More important than the group’s activism, however, was the sense of community it provided, said Tentarelli. “It was knowing that every week, we had a place we could go and talk about what we were feeling and what we were dealing with to a group of peers who really understood.”

Other conference events included a panel discussion on LGBT representation in the media, led by Randall Peffer, a member of the English faculty, and alumna Krystal Freeman ’03, a writer and viral media consultant who has also served as a media fellow for communities of African descent at GLAAD. The students participated with enthusiasm, discussing what makes an accurate media representation of LGBT people, and what more the community needs to do to ensure visibility across ethnicities, genders, and other facets of the LGBT community.

One of the school’s theater classes also performed excerpts from their upcoming presentation of The Laramie Project, a play about reactions to the 1998 murder of gay university student Matthew Shepard.

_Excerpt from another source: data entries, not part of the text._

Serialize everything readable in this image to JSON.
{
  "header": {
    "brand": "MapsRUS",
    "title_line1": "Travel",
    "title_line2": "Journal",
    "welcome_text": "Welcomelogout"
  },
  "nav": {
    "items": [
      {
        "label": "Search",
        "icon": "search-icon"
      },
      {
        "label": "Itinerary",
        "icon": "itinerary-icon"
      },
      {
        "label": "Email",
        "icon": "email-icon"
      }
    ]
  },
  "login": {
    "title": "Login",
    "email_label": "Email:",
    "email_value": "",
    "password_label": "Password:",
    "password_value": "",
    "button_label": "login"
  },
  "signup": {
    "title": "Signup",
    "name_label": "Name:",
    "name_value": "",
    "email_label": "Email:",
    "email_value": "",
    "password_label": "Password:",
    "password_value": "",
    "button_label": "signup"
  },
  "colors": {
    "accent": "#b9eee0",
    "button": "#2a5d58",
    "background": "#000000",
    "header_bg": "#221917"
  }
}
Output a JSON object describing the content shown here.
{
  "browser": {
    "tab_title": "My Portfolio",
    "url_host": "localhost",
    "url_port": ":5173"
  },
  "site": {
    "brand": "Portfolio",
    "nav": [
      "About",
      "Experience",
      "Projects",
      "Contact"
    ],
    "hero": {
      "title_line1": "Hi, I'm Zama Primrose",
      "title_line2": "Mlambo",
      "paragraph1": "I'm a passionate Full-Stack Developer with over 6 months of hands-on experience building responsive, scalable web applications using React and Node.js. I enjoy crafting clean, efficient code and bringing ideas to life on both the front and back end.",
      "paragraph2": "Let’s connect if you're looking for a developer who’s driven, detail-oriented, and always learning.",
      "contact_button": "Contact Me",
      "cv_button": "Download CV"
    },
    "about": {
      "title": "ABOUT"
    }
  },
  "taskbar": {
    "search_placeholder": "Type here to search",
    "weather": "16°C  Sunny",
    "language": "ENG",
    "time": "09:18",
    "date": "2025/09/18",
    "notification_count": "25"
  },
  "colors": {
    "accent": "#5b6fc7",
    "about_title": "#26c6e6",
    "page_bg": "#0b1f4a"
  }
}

The attendees were mostly from private schools. Conference organizer Dominic DeJesus ’10 said a number of local public high schools were invited, but were not able to send students. When asked if he saw a difference in the role or acceptance of GSA’s at private schools versus public ones, he said no, but remarked that students at boarding schools like Andover, farther from their parents, may feel freer to take part in GSA activities.

Freeman also commented on the role of private schools, observing that students who know LGBT people in high school may be more tolerant later in life, and that may have important ramifications at a school where many alumni become leaders in society. (Andover alumni include not only the Bushes, but also John F. Kennedy, Jr., former U.S. Rep. and Massachusetts Attorney General James Shannon, former U.S. Senator Lincoln Chafee of Rhode Island, Paul Bremer, the former U.S. civilian administrator in Iraq, and Victor Kiam, former owner of the New England Patriots, among others.)

Andover LGBT students and alumni are continuing to make a direct impact in the world as well. One table at the event held postcards from a grassroots “Postcards to the President” campaign started by alumnus Tanner Efinger ’02 (postcardstothepresident.com). Students were urged to fill out the cards, asking President Obama to push Congress for repeal of the Defense of Marriage Act.

DeJesus said the event had exceeded his expectations. He hoped attendees took advantage of the chance to talk and share ideas across the various boundaries that sometimes separate people.

“This conference has truly provided an amazing opportunity for our community,” reflected current GSA leaders Liz Brown ’09 and Alina Pechacek ’09, in a statement to Bay Windows. “It is so rare to find an occasion in which so many young leaders come together to share ideas and experiences. It’s a privilege to build upon our progress within the gay rights movement and to honor those who led the way before us. A lot of progress has been made during our 20 years of operation, but it is our duty as future representatives of the movement to expand upon this transition toward a more open, unified world.”

It seems the future is in good hands.